Example: Node.js v1 client:

const Influx = require('influx') const client = new Influx.InfluxDB({ host: 'your-cluster-endpoint', port: 8086, protocol: 'https', database: 'DATABASE_NAME', username: 'ignored', password: 'DATABASE_TOKEN' })

Best practices for writing data

When writing data, we recommend the following:

  • Batch optimization

    • Optimal batch size: 5,000-10,000 lines or 10MB per request.

    • Use compression (gzip) for large payloads.

    • Sort tags by key in lexicographic order for better performance.

  • Timestamp precision

    • Use the coarsest precision that meets your needs.

    • Explicitly specify precision to avoid ambiguity.

    • Maintain consistent precision across your application.

  • Error handling

    • Implement retry logic for transient failures.

    • Use accept_partial=true for resilient batch operations.

    • Monitor write errors through CloudWatch metrics.

  • Performance tuning

    • Use no_sync=true for high-throughput scenarios.

    • Distribute writes across multiple connections.

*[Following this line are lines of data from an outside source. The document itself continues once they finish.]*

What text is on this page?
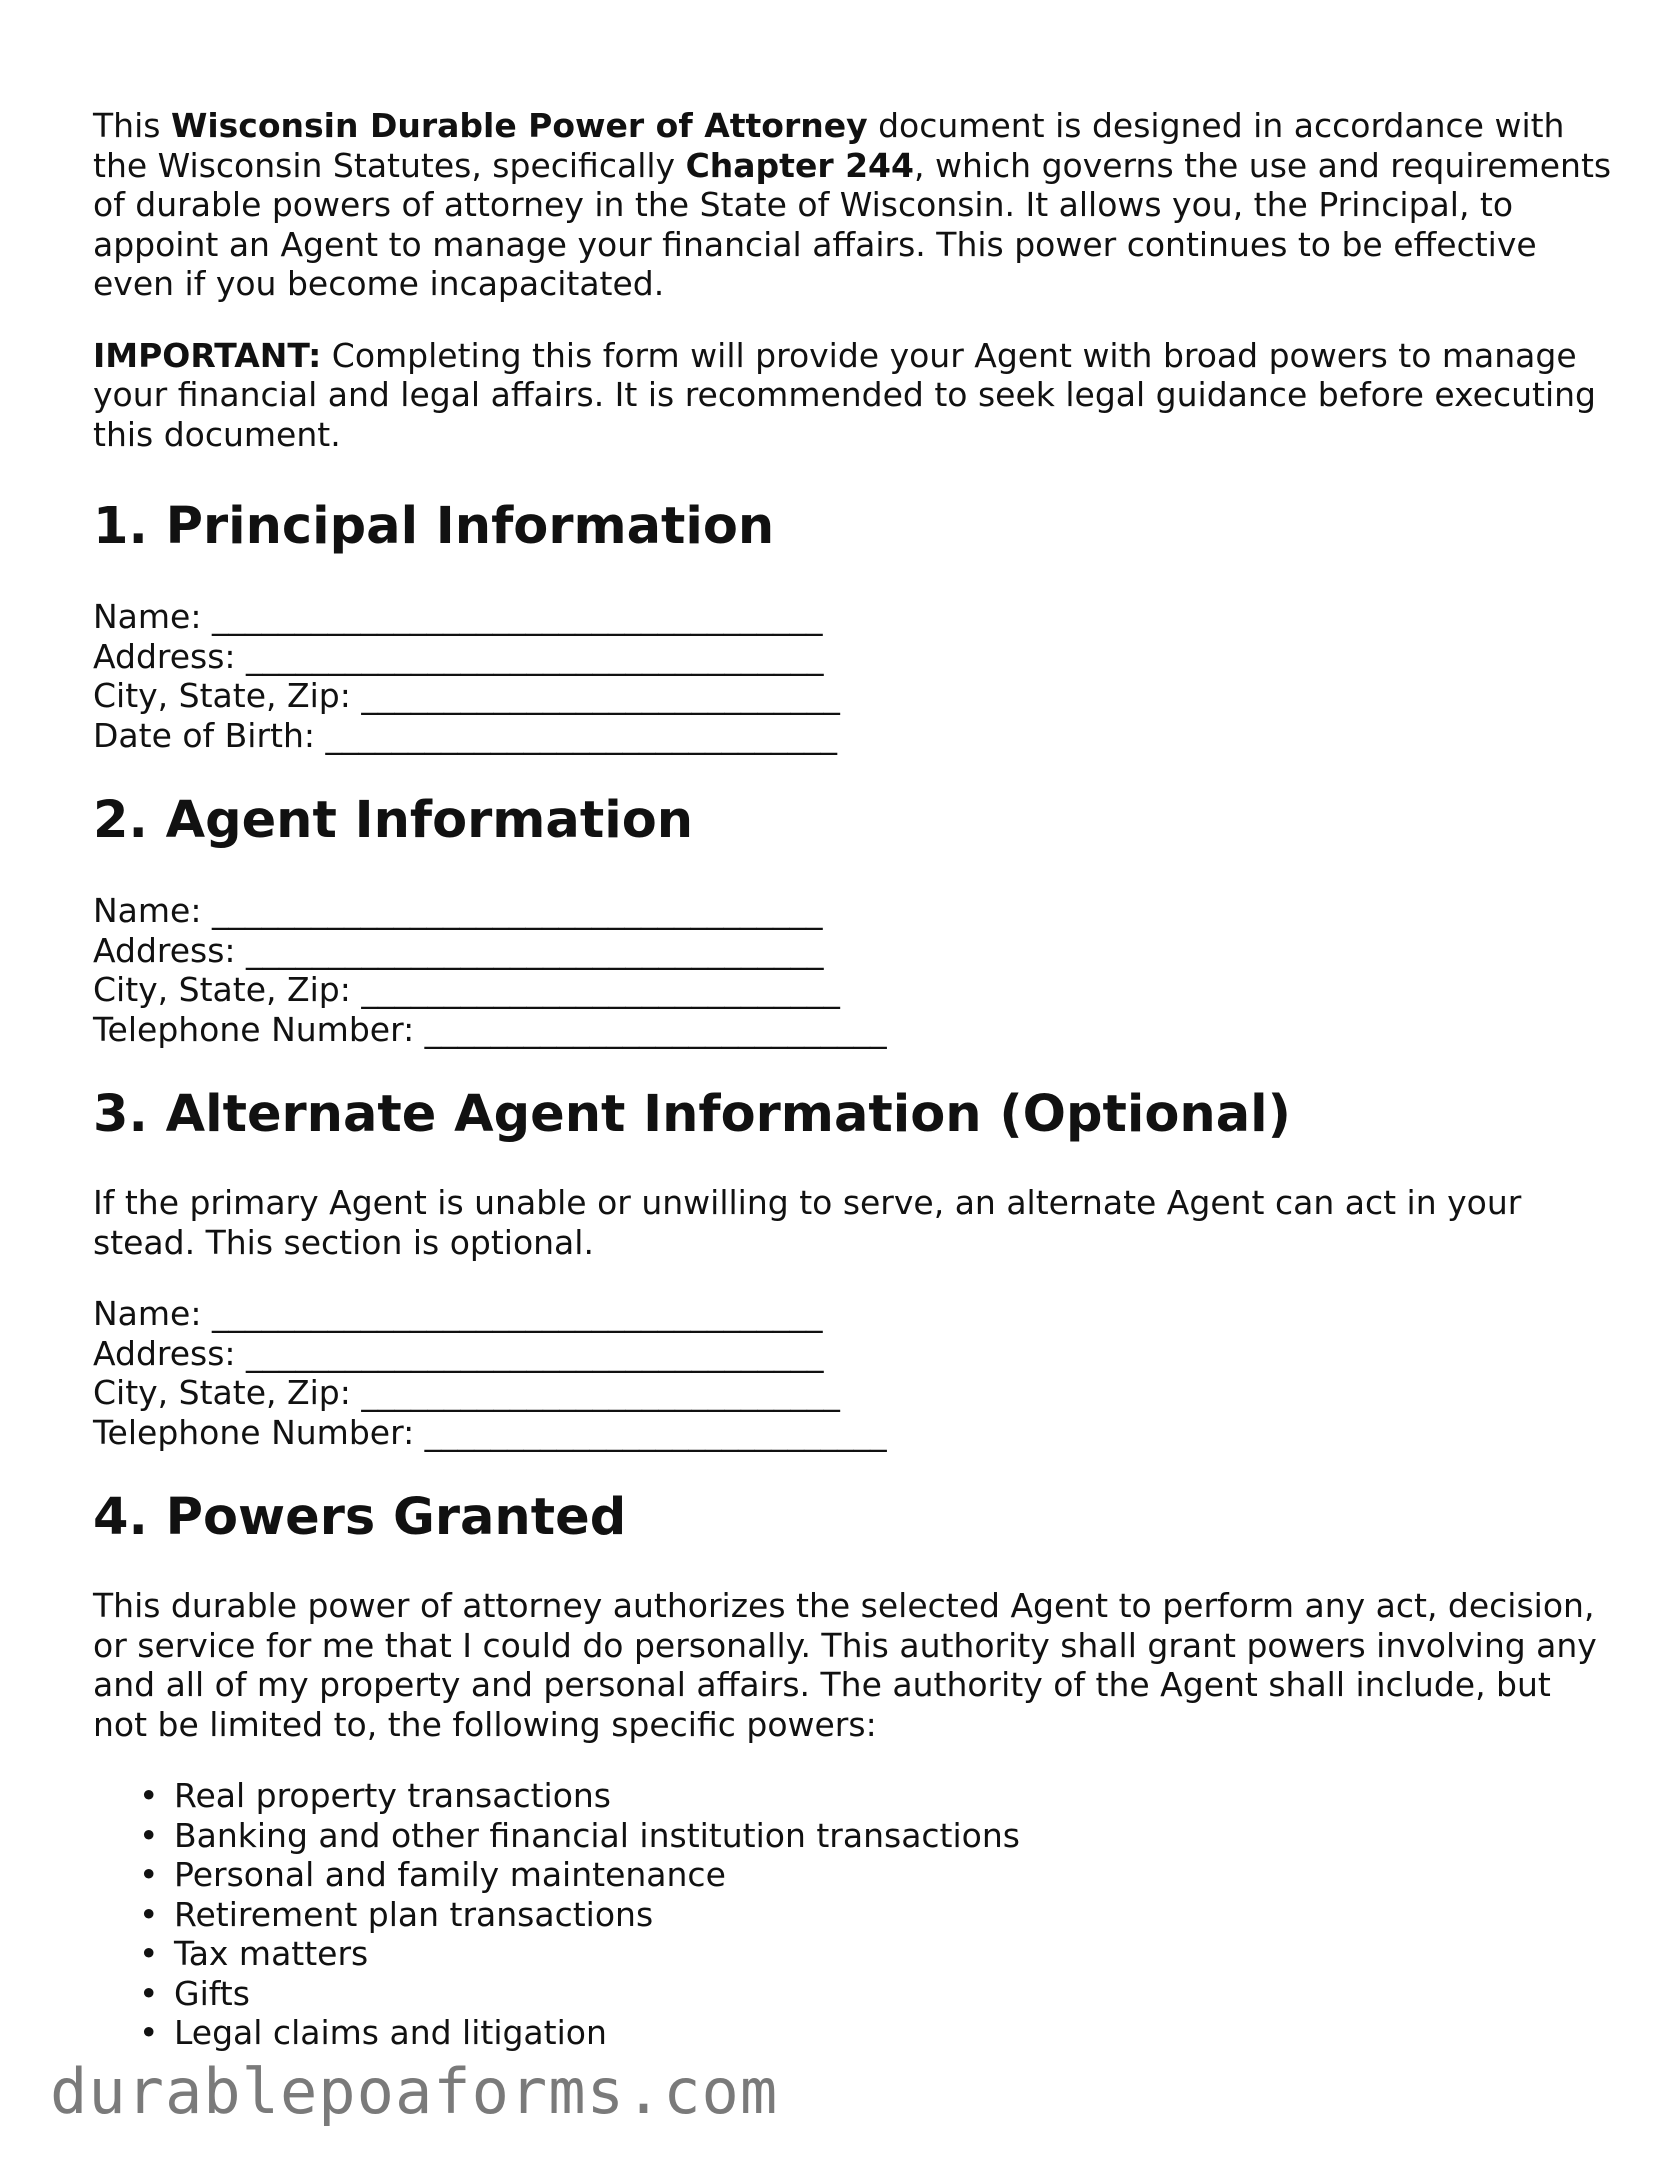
This Wisconsin Durable Power of Attorney document is designed in accordance with the Wisconsin Statutes, specifically Chapter 244, which governs the use and requirements of durable powers of attorney in the State of Wisconsin. It allows you, the Principal, to appoint an Agent to manage your financial affairs. This power continues to be effective even if you become incapacitated.

IMPORTANT: Completing this form will provide your Agent with broad powers to manage your financial and legal affairs. It is recommended to seek legal guidance before executing this document.

1. Principal Information
Name: _____________________________________
Address: ___________________________________
City, State, Zip: _____________________________
Date of Birth: _______________________________
2. Agent Information
Name: _____________________________________
Address: ___________________________________
City, State, Zip: _____________________________
Telephone Number: ____________________________
3. Alternate Agent Information (Optional)

If the primary Agent is unable or unwilling to serve, an alternate Agent can act in your stead. This section is optional.

Name: _____________________________________
Address: ___________________________________
City, State, Zip: _____________________________
Telephone Number: ____________________________
4. Powers Granted

This durable power of attorney authorizes the selected Agent to perform any act, decision, or service for me that I could do personally. This authority shall grant powers involving any and all of my property and personal affairs. The authority of the Agent shall include, but not be limited to, the following specific powers:

• Real property transactions
• Banking and other financial institution transactions
• Personal and family maintenance
• Retirement plan transactions
• Tax matters
• Gifts
• Legal claims and litigation
durablepoaforms.com
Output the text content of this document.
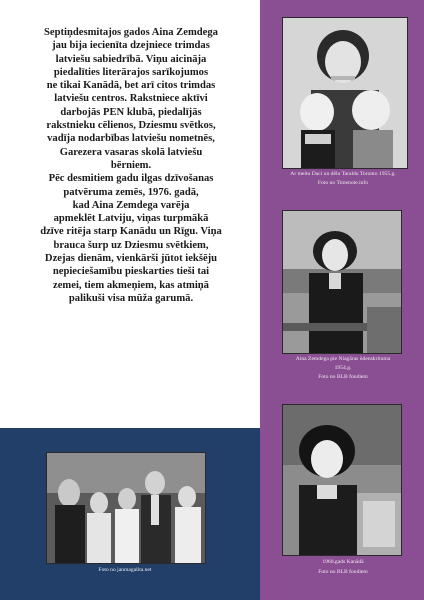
Septiņdesmitajos gados Aina Zemdega
jau bija iecienīta dzejniece trimdas
latviešu sabiedrībā. Viņu aicināja
piedalīties literārajos sarīkojumos
ne tikai Kanādā, bet arī citos trimdas
latviešu centros. Rakstniece aktīvi
darbojās PEN klubā, piedalījās
rakstnieku cēlienos, Dziesmu svētkos,
vadīja nodarbības latviešu nometnēs,
Garezera vasaras skolā latviešu
bērniem.
Pēc desmitiem gadu ilgas dzīvošanas
patvēruma zemēs, 1976. gadā,
kad Aina Zemdega varēja
apmeklēt Latviju, viņas turpmākā
dzīve ritēja starp Kanādu un Rīgu. Viņa
brauca šurp uz Dziesmu svētkiem,
Dzejas dienām, vienkārši jūtot iekšēju
nepieciešamību pieskarties tieši tai
zemei, tiem akmeņiem, kas atmiņā
palikuši visa mūža garumā.

Foto no janmagalita.net
Ar meitu Daci un dēlu Taraldu Toronto 1955.g.
Foto no Timenote.info
Aina Zemdega pie Niagāras ūdenskrituma
1954.g.
Foto no BLB fondiem
1960.gads Kanādā
Foto no BLB fondiem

    • Use the writer/reader endpoint for all write operations.

  • Schema considerations

    • Tags are immutable once created.

    • Fields and tags cannot share the same nam.e

    • Design schemas with query patterns in mind.

    • Keep tag cardinality under control.

Important differences from previous versions:

  • Immutable tags: Once a tag is created in a table, its type cannot be changed

  • No tag/field name conflicts: A tag and field cannot have the same name within a table

  • Schema-on-write: InfluxDB 3 validates data types on write

  • Automatic table creation: Tables are created automatically on first write

  • Strict type checking: Field types must remain consistent across all writes

By leveraging the appropriate write API and following these best practices, you can efficiently ingest time-series data into your Timestream for InfluxDB 3 instance while maintaining high performance and data integrity.